At 11:24 am, the scrip of One 97 Communications was trading at Rs 701.00, down Rs 73.80 (9.53 per cent) while on NSE, it was at Rs 699.35, down Rs 75.70 (9.77 per cent). The market capitalisation of the company stood at Rs 45,461.55 crore, data from the BSE showed.

So far in the intraday trade, over 64.43 lakh shares of Paytm have been traded on the NSE while over 3.23 lakh shares have exchanged hands on the BSE, data from the respective stock exchanges showed.

In a statement released on Friday after market hours, the central bank said, “Onboarding of new customers by Paytm Payments Bank Ltd will be subject to specific permission to be granted by RBI after reviewing report of the IT auditors.”

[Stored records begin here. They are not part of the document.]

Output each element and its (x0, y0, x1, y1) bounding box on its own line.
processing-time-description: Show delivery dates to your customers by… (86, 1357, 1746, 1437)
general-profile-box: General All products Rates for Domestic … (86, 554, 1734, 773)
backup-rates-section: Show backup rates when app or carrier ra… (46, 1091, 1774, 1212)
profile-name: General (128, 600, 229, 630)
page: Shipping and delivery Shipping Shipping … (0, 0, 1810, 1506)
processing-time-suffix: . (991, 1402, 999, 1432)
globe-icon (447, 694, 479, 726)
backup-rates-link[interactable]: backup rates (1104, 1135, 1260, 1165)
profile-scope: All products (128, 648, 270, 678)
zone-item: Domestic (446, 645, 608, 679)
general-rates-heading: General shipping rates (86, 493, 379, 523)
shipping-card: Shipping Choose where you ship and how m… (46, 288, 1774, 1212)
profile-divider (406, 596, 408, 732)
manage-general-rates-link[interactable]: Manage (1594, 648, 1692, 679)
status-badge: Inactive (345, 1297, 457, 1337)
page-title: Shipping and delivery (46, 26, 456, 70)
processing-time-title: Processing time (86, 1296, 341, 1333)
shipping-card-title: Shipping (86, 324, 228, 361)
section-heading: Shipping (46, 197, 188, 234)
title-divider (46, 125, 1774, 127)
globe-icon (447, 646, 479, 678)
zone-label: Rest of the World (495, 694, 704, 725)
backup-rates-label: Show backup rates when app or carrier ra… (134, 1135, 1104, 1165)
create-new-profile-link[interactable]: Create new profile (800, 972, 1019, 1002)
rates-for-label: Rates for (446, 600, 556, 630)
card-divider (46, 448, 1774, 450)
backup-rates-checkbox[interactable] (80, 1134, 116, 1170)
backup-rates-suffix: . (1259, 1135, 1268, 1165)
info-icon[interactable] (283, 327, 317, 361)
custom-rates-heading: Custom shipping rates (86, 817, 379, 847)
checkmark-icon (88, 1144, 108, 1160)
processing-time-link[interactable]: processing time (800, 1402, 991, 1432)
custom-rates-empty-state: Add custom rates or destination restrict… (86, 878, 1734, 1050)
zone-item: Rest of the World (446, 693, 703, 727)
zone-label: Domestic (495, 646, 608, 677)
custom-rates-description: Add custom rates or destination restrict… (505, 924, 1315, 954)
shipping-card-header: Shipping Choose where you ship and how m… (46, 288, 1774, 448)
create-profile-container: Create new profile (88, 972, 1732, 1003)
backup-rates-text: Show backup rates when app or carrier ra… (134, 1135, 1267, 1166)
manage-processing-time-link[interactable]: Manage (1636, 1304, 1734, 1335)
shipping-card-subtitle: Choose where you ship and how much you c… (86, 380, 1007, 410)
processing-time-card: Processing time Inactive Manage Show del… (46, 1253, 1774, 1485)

This action is based on certain material supervisory concerns observed in the bank, it added.

For the year ended March 31, 2021, Paytm Payments Bank, which has the largest scale among all payment banks, had recorded a net profit of Rs 17.88 crore on sales of Rs 1,987.84 crore, according to Paytm’s IPO prospectus. One97 Communications owns 49 per cent equity interest in Paytm Payments Bank, while the rest 51 per cent is owned by Vijay Shekhar Sharma.

Reacting to the fall, Ravi Singh, Head of Research and Vice President at Share India Securities said, “Paytm’s recent ban on adding new customers due to likely gaps in its technology systems is definitely going to hurt the business sentiments. The immediate impact will be negative. However, Paytm has already onboarded a very large customer base onto the payments bank, but the ban may affect their chances of upgrading to a small finance bank. The stock may see more selling pressure and may touch the level of Rs 500 in the medium term.”

He further noted that “The overall market is in correction mode. New-age internet stocks like Zomato, Nykaa, or Paytm are also facing massive selling pressure. This may continue for some more trading sessions. However, a buying opportunity may arise if these stocks fall another 3–5 per cent. Investors may take a fresh entry, keeping a view of the long term.”